Das globale Wachstum zieht an, doch klassische Faktorenanalysen zeigen: Value schlägt weiterhin Growth. Wie passt das zusammen und warum profitieren gerade Banken, Energie- und Industrieunternehmen? Ein Blick auf das dritte Quartal 2025 und die neuen Treiber wachstumsorientierter Märkte.

Hugo Scott-Gall

Wachstumsorientierte Anleger spüren möglicherweise, dass sich der Boden unter ihren Füßen verschiebt. Traditionelle Faktorenanalysen zeigen, dass Qualität und Wachstum weiterhin hinter Value zurückbleiben – ein offensichtlicher Widerspruch, da das globale Wachstum selbst anzieht. Bei genauerer Betrachtung der Treiber des sogenannten „Value“-Faktors wird jedoch deutlich, dass die aktuelle wirtschaftliche Erholung eine andere Art von Wachstum belohnt.

Rückblick auf das Quartal
In Fortsetzung des breit angelegten Wachstums, das sich durch das gesamte Jahr 2025 zog, erzielten börsennotierte Aktien im dritten Quartal dieses Jahres eine starke Performance. Die entwickelten Märkte legten um 7,4% zu, wobei Japan und Kanada mit 8,3% bzw. 10,6% die Spitze anführten. Im Gegensatz zum ersten Halbjahr erholten sich US-Aktien mit Renditen von über 8% wieder.

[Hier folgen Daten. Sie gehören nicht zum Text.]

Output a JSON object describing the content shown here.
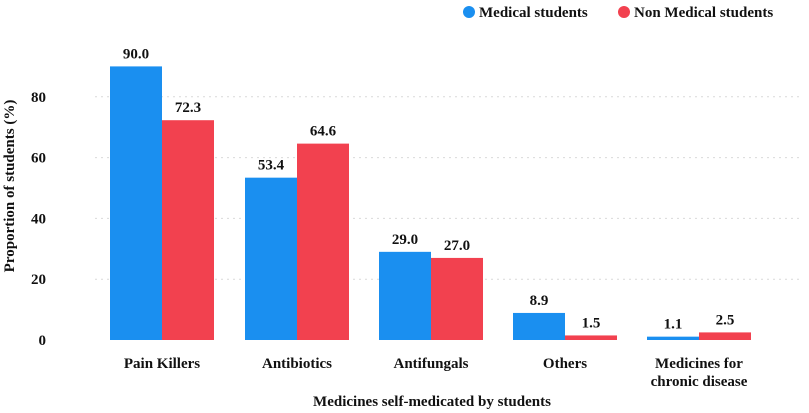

Die starke Performance beschränkte sich jedoch nicht nur auf Large Caps in den entwickelten Märkten. Zum ersten Mal seit Jahren konnten Small Caps mit ihren Large-Cap-Pendants mithalten. China, Taiwan und Südafrika verzeichneten weiterhin eine starke Performance und legten um 20,9%, 14,1% bzw. 10,7% zu.



Insbesondere chinesische Aktien legten weiter zu und stiegen seit Jahresbeginn um über 42%, wobei die besten Ergebnisse bei Unternehmen aus den Bereichen Biotechnologie und künstliche Intelligenz (KI) erzielt wurden, was das Vertrauen der Anleger in Chinas strukturellen Wandel hin zu innovationsorientierten und hochwertigen Branchen widerspiegelt.

Das Growth-Value-Paradoxon
Die konventionelle Faktorenanalyse der zugrunde liegenden Performance zeigt durchweg, dass sowohl Qualität als auch Wachstum weiterhin hinter dem Faktor Value zurückbleiben. Es erscheint paradox, dass eine Ausweitung und Stärkung des Wirtschaftswachstums zu einer relativen Underperformance des Faktors Wachstum führt.

Bei genauerer Betrachtung löst sich dieser Widerspruch jedoch auf. Der MSCI Value Index (der MSCI Value Index ist ein Aktienindex, der das „Value”-Segment eines breiteren MSCI-Aktienindex wie dem MSCI World Index, dem MSCI USA Index, dem MSCI Europe Index oder dem MSCI EM Index repräsentiert) bewertet das Kurs-Buchwert-Verhältnis, das Kurs-Gewinn-Verhältnis und die Dividendenrendite eines Wertpapiers, um dessen Aufnahme in den Index zu beurteilen. Es überrascht nicht, dass Finanzwerte fast ein Drittel des Value-Index ausmachen.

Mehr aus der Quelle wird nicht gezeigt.